For whatever reason, it can be hard to be sincere with God. If you are angry with Him or feel He is letting you down, the temptation is to squash those feelings down. They’re evil thoughts, after all. What right do you have to demand anything? I can understand that.
Yet that is not David’s way. He takes his emotions to God, raw and unfiltered as they are. He feels forgotten, expended, anxious and trapped. He is sincere with God. He does not try to manage those emotions before he prays. He recognises that God is the source of all healing, even the healing of the disappointment he feels towards God Himself.
This emotional sincerity is deceptively difficult, even in private prayer. Often we can be afraid to feel unsatisfied, as if we’re accusing God of wrongdoing, and shove it down by force of will. We pray for what we’re supposed to if we were a good Christian. Yet God is the healer of that unsatisfaction, not you, and it’s Him you need to take it to. Don’t be afraid to pray badly boldly, because God is your forgiving Father and not a harsh teacher grading you on your prayer.
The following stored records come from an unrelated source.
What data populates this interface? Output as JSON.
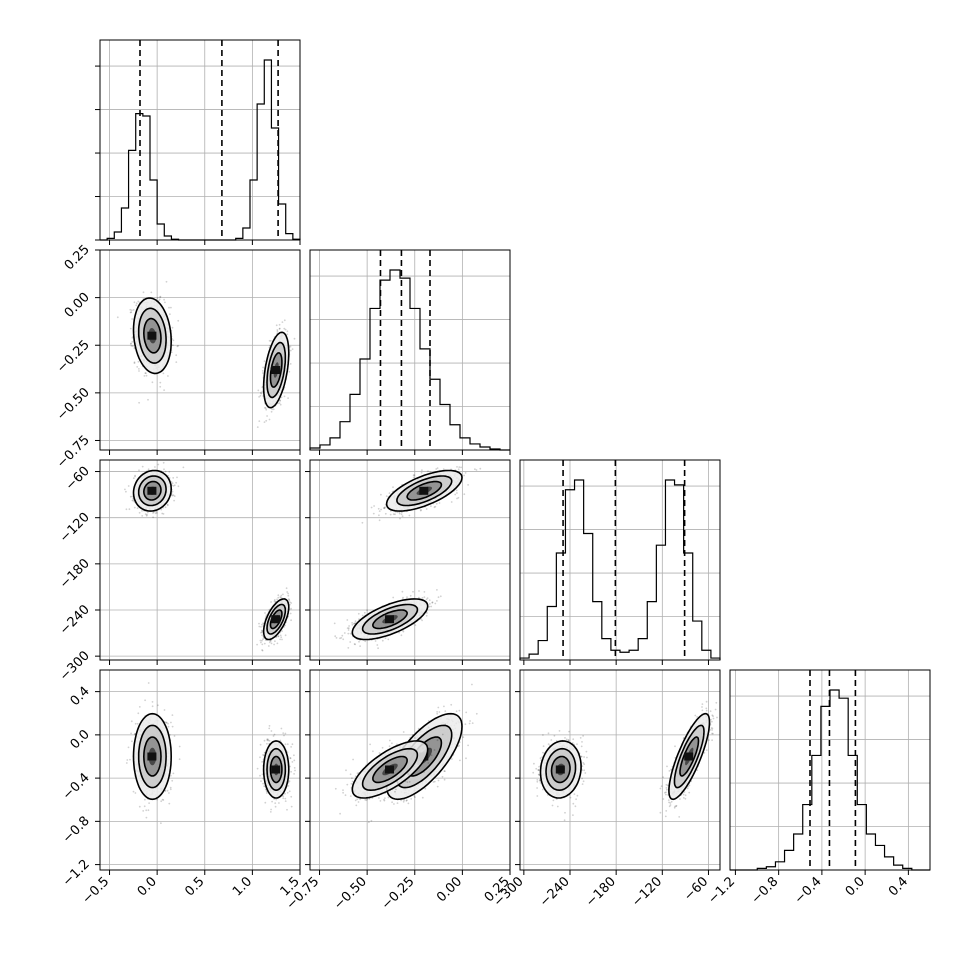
{
  "chart_data": {
    "type": "corner",
    "description": "Corner plot of 4 parameters: 1D marginal histograms on the diagonal with dashed quantile lines, 2D density/contour panels below",
    "grid": true,
    "parameters": [
      {
        "ticks": [
          -0.5,
          0.0,
          0.5,
          1.0,
          1.5
        ],
        "tick_labels": [
          "−0.5",
          "0.0",
          "0.5",
          "1.0",
          "1.5"
        ],
        "range": [
          -0.6,
          1.5
        ],
        "quantiles": [
          -0.18,
          0.68,
          1.27
        ],
        "histogram": [
          0,
          2,
          10,
          40,
          112,
          158,
          155,
          75,
          20,
          5,
          1,
          0,
          0,
          0,
          0,
          0,
          0,
          0,
          0,
          2,
          15,
          75,
          170,
          225,
          140,
          45,
          8,
          1
        ]
      },
      {
        "ticks": [
          -0.75,
          -0.5,
          -0.25,
          0.0,
          0.25
        ],
        "tick_labels": [
          "−0.75",
          "−0.50",
          "−0.25",
          "0.00",
          "0.25"
        ],
        "range": [
          -0.8,
          0.25
        ],
        "quantiles": [
          -0.43,
          -0.32,
          -0.17
        ],
        "histogram": [
          2,
          5,
          12,
          28,
          55,
          90,
          140,
          168,
          178,
          170,
          140,
          100,
          70,
          45,
          25,
          12,
          6,
          3,
          1,
          0
        ]
      },
      {
        "ticks": [
          -300,
          -240,
          -180,
          -120,
          -60
        ],
        "tick_labels": [
          "−300",
          "−240",
          "−180",
          "−120",
          "−60"
        ],
        "range": [
          -305,
          -45
        ],
        "quantiles": [
          -249,
          -181,
          -91
        ],
        "histogram": [
          2,
          6,
          20,
          55,
          110,
          175,
          185,
          130,
          60,
          22,
          10,
          8,
          10,
          22,
          60,
          118,
          185,
          180,
          110,
          40,
          10,
          2
        ]
      },
      {
        "ticks": [
          -1.2,
          -0.8,
          -0.4,
          0.0,
          0.4
        ],
        "tick_labels": [
          "−1.2",
          "−0.8",
          "−0.4",
          "0.0",
          "0.4"
        ],
        "range": [
          -1.25,
          0.6
        ],
        "quantiles": [
          -0.51,
          -0.33,
          -0.09
        ],
        "histogram": [
          0,
          0,
          0,
          1,
          2,
          5,
          12,
          22,
          40,
          70,
          100,
          110,
          105,
          70,
          40,
          22,
          15,
          8,
          3,
          1,
          0,
          0
        ]
      }
    ],
    "clusters": [
      {
        "weight": 0.5,
        "means": [
          -0.05,
          -0.2,
          -85,
          -0.2
        ],
        "sds": [
          0.09,
          0.09,
          12,
          0.18
        ]
      },
      {
        "weight": 0.5,
        "means": [
          1.25,
          -0.38,
          -252,
          -0.32
        ],
        "sds": [
          0.06,
          0.09,
          12,
          0.12
        ]
      }
    ]
  }
}
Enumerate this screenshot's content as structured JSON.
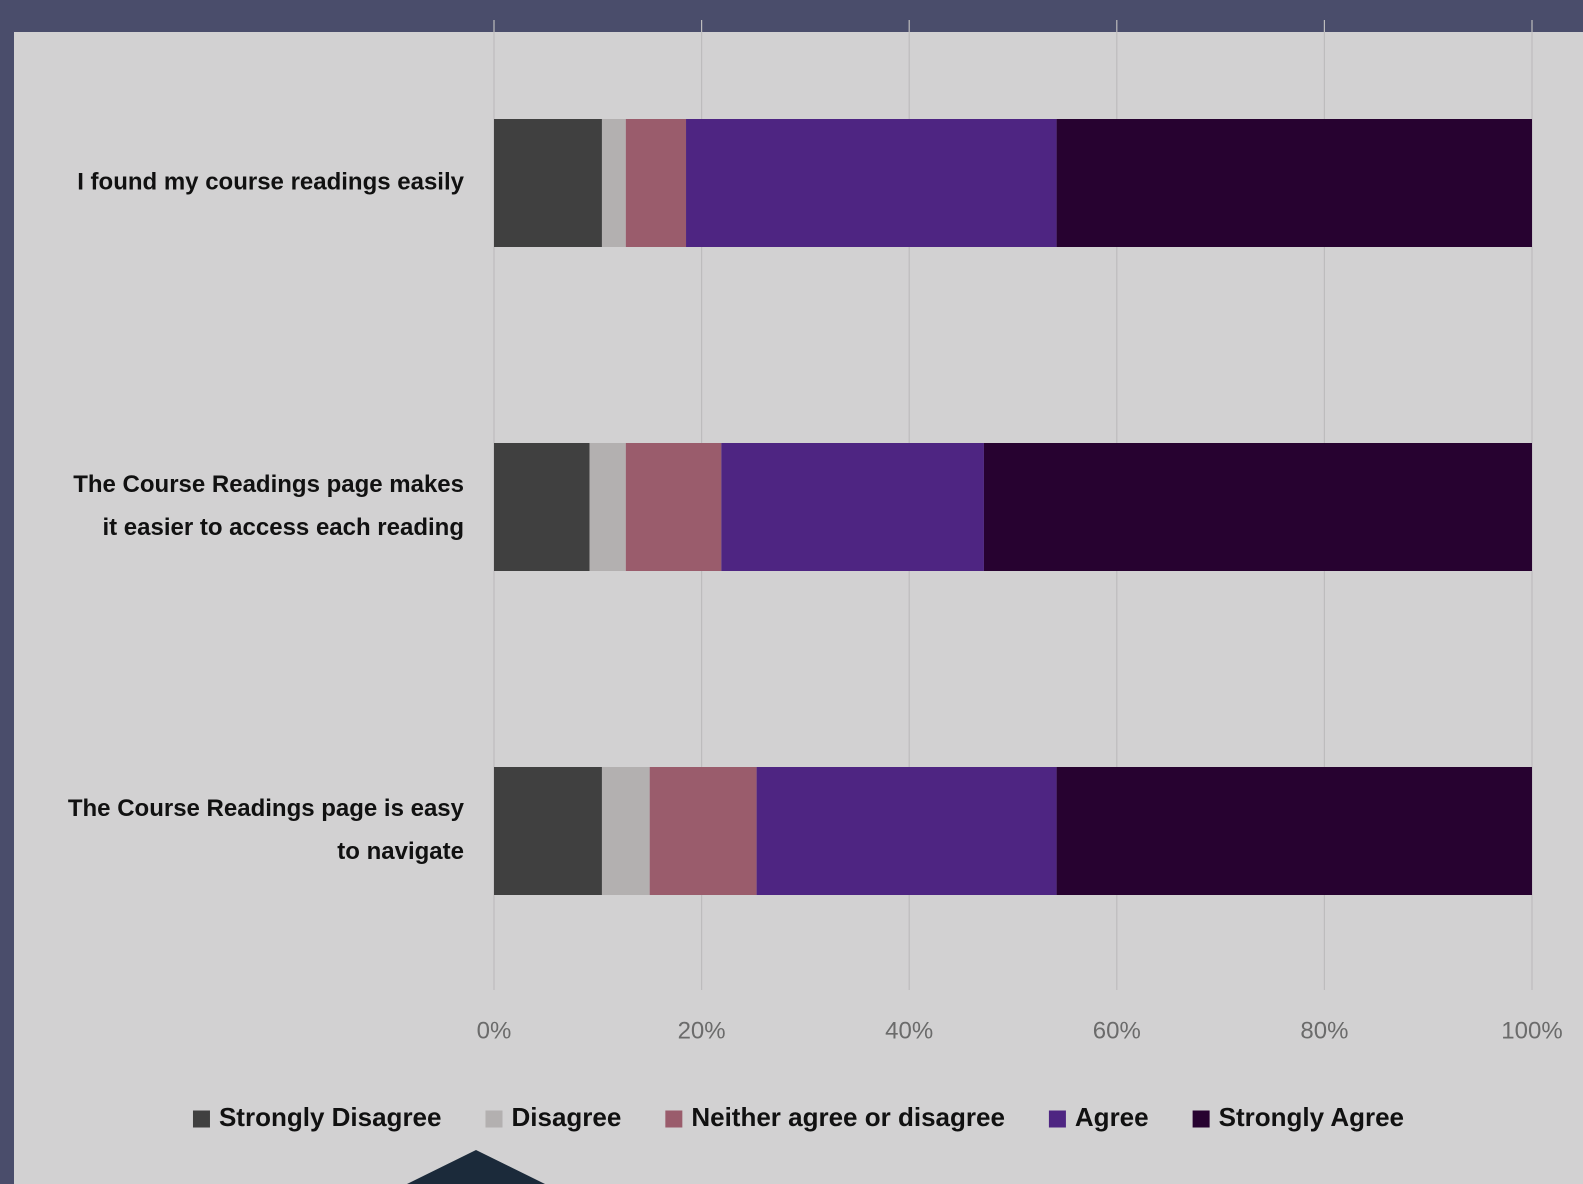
{
  "chart_data": {
    "type": "bar",
    "orientation": "horizontal",
    "stacked": "percent",
    "categories": [
      "I found my course readings easily",
      "The Course Readings page makes it easier to access each reading",
      "The Course Readings page is easy to navigate"
    ],
    "category_lines": [
      [
        "I found my course readings easily"
      ],
      [
        "The Course Readings page makes",
        "it easier to access each reading"
      ],
      [
        "The Course Readings page is easy",
        "to navigate"
      ]
    ],
    "series": [
      {
        "name": "Strongly Disagree",
        "color": "#404040",
        "values": [
          10.4,
          9.2,
          10.4
        ]
      },
      {
        "name": "Disagree",
        "color": "#b3b0b0",
        "values": [
          2.3,
          3.5,
          4.6
        ]
      },
      {
        "name": "Neither agree or disagree",
        "color": "#9a5c6c",
        "values": [
          5.8,
          9.2,
          10.3
        ]
      },
      {
        "name": "Agree",
        "color": "#4e2582",
        "values": [
          35.7,
          25.3,
          28.9
        ]
      },
      {
        "name": "Strongly Agree",
        "color": "#270230",
        "values": [
          45.8,
          52.8,
          45.8
        ]
      }
    ],
    "xlim": [
      0,
      100
    ],
    "ticks": [
      "0%",
      "20%",
      "40%",
      "60%",
      "80%",
      "100%"
    ],
    "grid": true,
    "legend_position": "bottom",
    "title": "",
    "xlabel": "",
    "ylabel": ""
  }
}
And note that this does something. It frees you to trust. When you lock up your emotion away from God, you deny that He is trustworthy enough to handle it. When you give Him all, you have nothing left to hide, and can recognise His ability and your inability so much clearer.
How long, Lord? Will you forget me forever?
How long will you hide your face from me?
How long will I store up anxious concerns within me,
agony in my mind every day?
How long will my enemy dominate me?Consider me and answer, Lord my God.
Restore brightness to my eyes;
otherwise, I will sleep in death.
My enemy will say, “I have triumphed over him,”
and my foes will rejoice because I am shaken.But I have trusted in your faithful love;
psalm xiii (csb)
my heart will rejoice in your deliverance.
I will sing to the Lord
because he has treated me generously.